# [CALL] For Curious Cases of Word Histories

Posted 8 months ago
3920 Views
|
27 Replies
|
109 Total Likes
|

NOTE: This is a long page with many images. Scroll through to find some gems.

WordFrequencyData is a nifty instrument for mining oceans of texts and discovering wonderful historical semantic curiosities. This post is a call for you to share your discoveries of interesting word histories. Rules are very simple.

• Post you discovery as a comment on this thread

• Your discovery should be curious histories of some words that can be seen in their WordFrequencyData

• Start your comment with a title clearly indicating the meaning of your discovery (use # as the first character to make a title)

• Your comment must contain a plot WordFrequencyData of your terms. You can use the function I provide below. Alternatively you can use your own what to visualize WordFrequencyData.

• Your comment must contain Wolfram Language code you use to make the plot

• Your comment must contain some text explaining why you think the words you found are curious and interesting in your opinion

• If you want to comment on someone's work please click REPLY to his/her specific post so it is clear to what you refer and nested structure of comments is preserved.

Please see comment below for good examples.

### FUNCTION for PLOTs

Feel free to use this function for your visualizations and change or improve it if you wish. Note what kind of options you can provide to this plot. I tried to limit those options to only very important once, fixing other options to make a nice plot.

ClearAll@WordFrequencyPlot;

Options[WordFrequencyPlot]=
{"YearStart"->1800,"YearEnd"->Now,"Case"->True,
"Smooth"->3,"Scaling"->None,"Style"->Automatic};

WordFrequencyPlot[words_,OptionsPattern[]]:=
With[{
$data=WordFrequencyData[words,"TimeSeries", {OptionValue["YearStart"],OptionValue["YearEnd"]}, IgnoreCase->OptionValue["Case"]]}, DateListPlot[ MapThread[Callout, {MeanFilter[#,Quantity[OptionValue["Smooth"],"Years"]]&/@ Values[$data],words}],
ScalingFunctions->OptionValue["Scaling"],
PlotRange->All,
PlotTheme->"Detailed",
PlotStyle->OptionValue["Style"],
FrameTicks->{Automatic,None},
ImageSize->Large,
FrameLabel->{"YEAR","FREQUENCY in TEXT"}]
]

27 Replies
Sort By:
Posted 8 months ago

# Benford's Law

I wanted to start from something spectacular in its simplicity - demonstration of Benford's Law. From MathWorld:

Benford's Law is a phenomenological law also called the first digit law, first digit phenomenon, or leading digit phenomenon. Benford's law states that in listings, tables of statistics, etc., the digit 1 tends to occur with probability ∼30%, much greater than the expected 11.1% (i.e., one digit out of 9). Benford's law can be observed, for instance, by examining tables of logarithms and noting that the first pages are much more worn and smudged than later pages.

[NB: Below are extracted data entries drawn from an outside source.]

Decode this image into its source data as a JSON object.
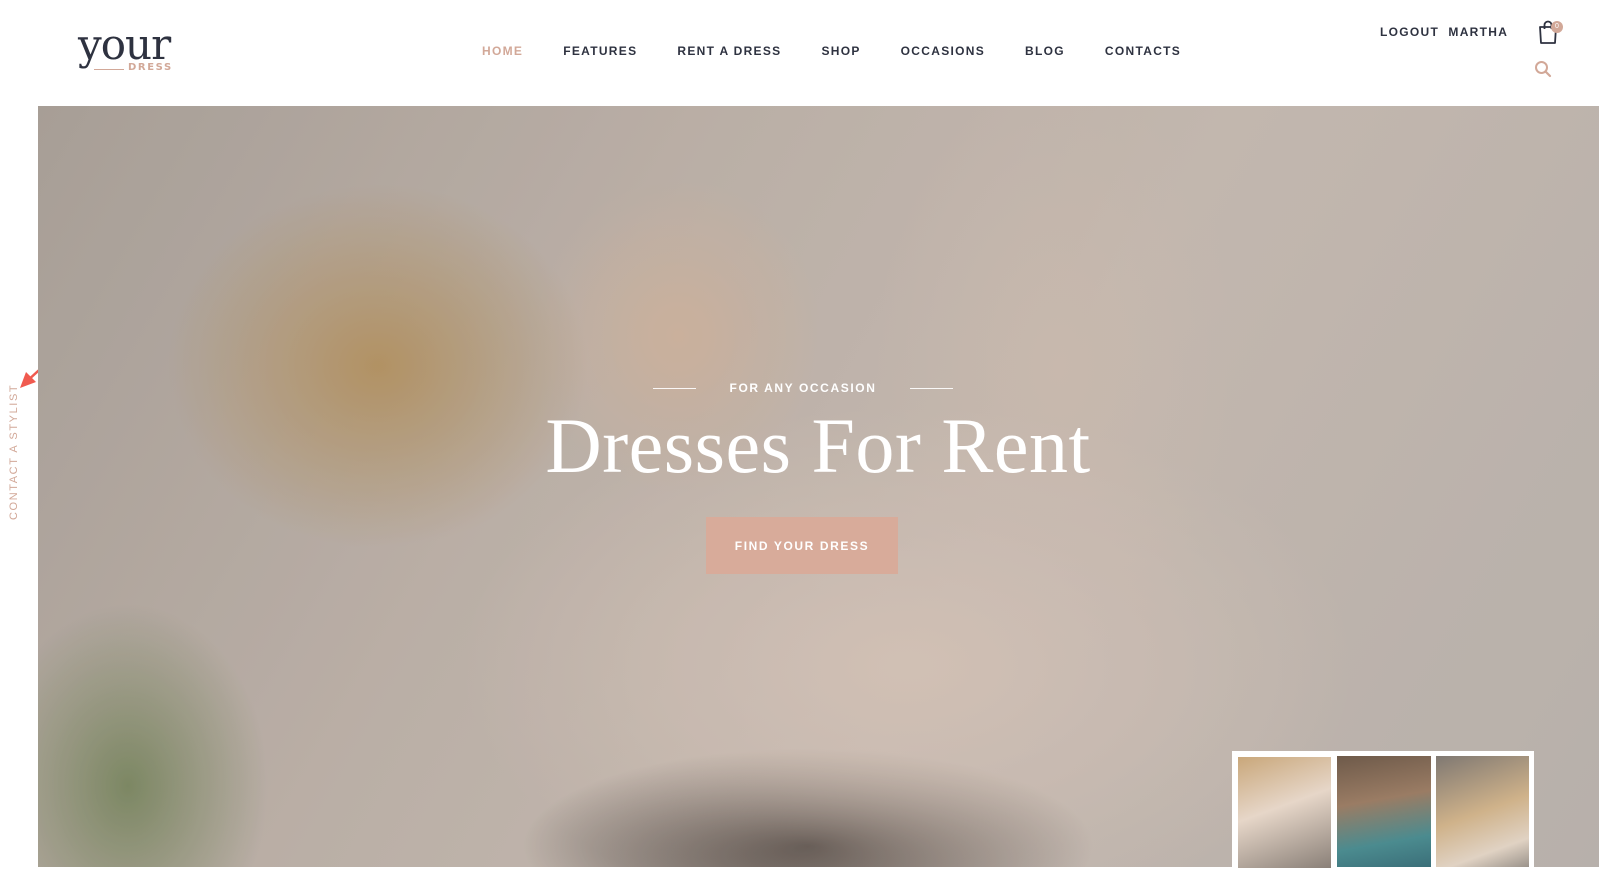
{
  "logo": {
    "main": "your",
    "sub": "DRESS"
  },
  "nav": {
    "items": [
      {
        "label": "HOME",
        "active": true
      },
      {
        "label": "FEATURES"
      },
      {
        "label": "RENT A DRESS"
      },
      {
        "label": "SHOP"
      },
      {
        "label": "OCCASIONS"
      },
      {
        "label": "BLOG"
      },
      {
        "label": "CONTACTS"
      }
    ]
  },
  "user": {
    "logout_label": "LOGOUT",
    "name": "MARTHA"
  },
  "cart": {
    "icon": "shopping-bag-icon",
    "count": "0"
  },
  "search": {
    "icon": "search-icon"
  },
  "side": {
    "contact_label": "CONTACT A STYLIST"
  },
  "hero": {
    "eyebrow": "FOR ANY OCCASION",
    "title": "Dresses For Rent",
    "cta_label": "FIND YOUR DRESS"
  },
  "thumbnails": {
    "count": 3,
    "active_index": 0
  },
  "colors": {
    "accent": "#d2a898",
    "text": "#2e3240",
    "cta": "#d8ab9a",
    "arrow": "#f05a4f"
  }
}
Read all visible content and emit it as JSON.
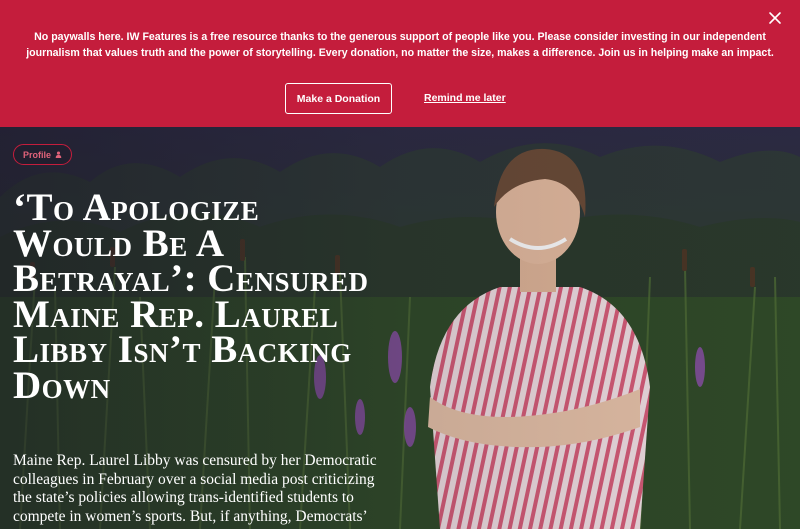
{
  "banner": {
    "message": "No paywalls here. IW Features is a free resource thanks to the generous support of people like you. Please consider investing in our independent journalism that values truth and the power of storytelling. Every donation, no matter the size, makes a difference. Join us in helping make an impact.",
    "donate_label": "Make a Donation",
    "remind_label": "Remind me later",
    "close_icon": "close-icon",
    "background_color": "#c41d3c"
  },
  "article": {
    "category_label": "Profile",
    "category_icon": "person-icon",
    "headline": "‘To Apologize Would Be A Betrayal’: Censured Maine Rep. Laurel Libby Isn’t Backing Down",
    "dek": "Maine Rep. Laurel Libby was censured by her Democratic colleagues in February over a social media post criticizing the state’s policies allowing trans-identified students to compete in women’s sports. But, if anything, Democrats’",
    "accent_color": "#c41d3c"
  }
}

Surprisingly, this law holds not only for the digits usage in texts, but also for the word-names of the digits, - see plots below. It would be nice to hear any explanations of this.

WordFrequencyPlot[ToString /@ Range[0, 9]]


## Log scaling of vertical axis

WordFrequencyPlot[ToString /@ Range[0, 9], "Scaling" -> "Log"]


## Direct plot of digit "names"

WordFrequencyPlot[IntegerName[Range[0, 9]]]


## Log scaling of vertical axis for digit "names"

WordFrequencyPlot[IntegerName[Range[0, 9]], "Scaling" -> "Log"]


Posted 8 months ago
 Surprisingly, this law holds not only for the digits usage in texts, but also for the word-names of the digits, - see plots below. It would be nice to hear any explanations of this. "One" is also an indefinite pronoun ("no one", "one of the group", "if one wishes"), so appears a lot more often in English than just as a spelled-out number. For the cases of actual numeric representation, nearly any numbered list will include one (such as this brief statement, for one); those that go to two will also include one (but not three), those that go to three will also include two (but not four), and so on.
Posted 8 months ago

# The Five Basic Senses

There are five basic senses: touch, sight, hearing, smell and taste. I remember reading somewhere that the maximal information flow human experience normally is due to the vision. The diagram below reflects on that, - note it is a logarithmic scale, - word "see" is much more frequent than others (Although it can have other meanings too, besides the direct act of vision itself, like "understand" etc. But so can other words too.). Note curious fall of "taste" below "hear" and "touch".

WordFrequencyPlot[{"see", "hear", "touch", "taste", "smell"}, "Scaling" -> "Log"]


Posted 8 months ago

# The Five Ws and H

WordFrequencyPlot[{"how", "why", "what", "where", "when", "who"}]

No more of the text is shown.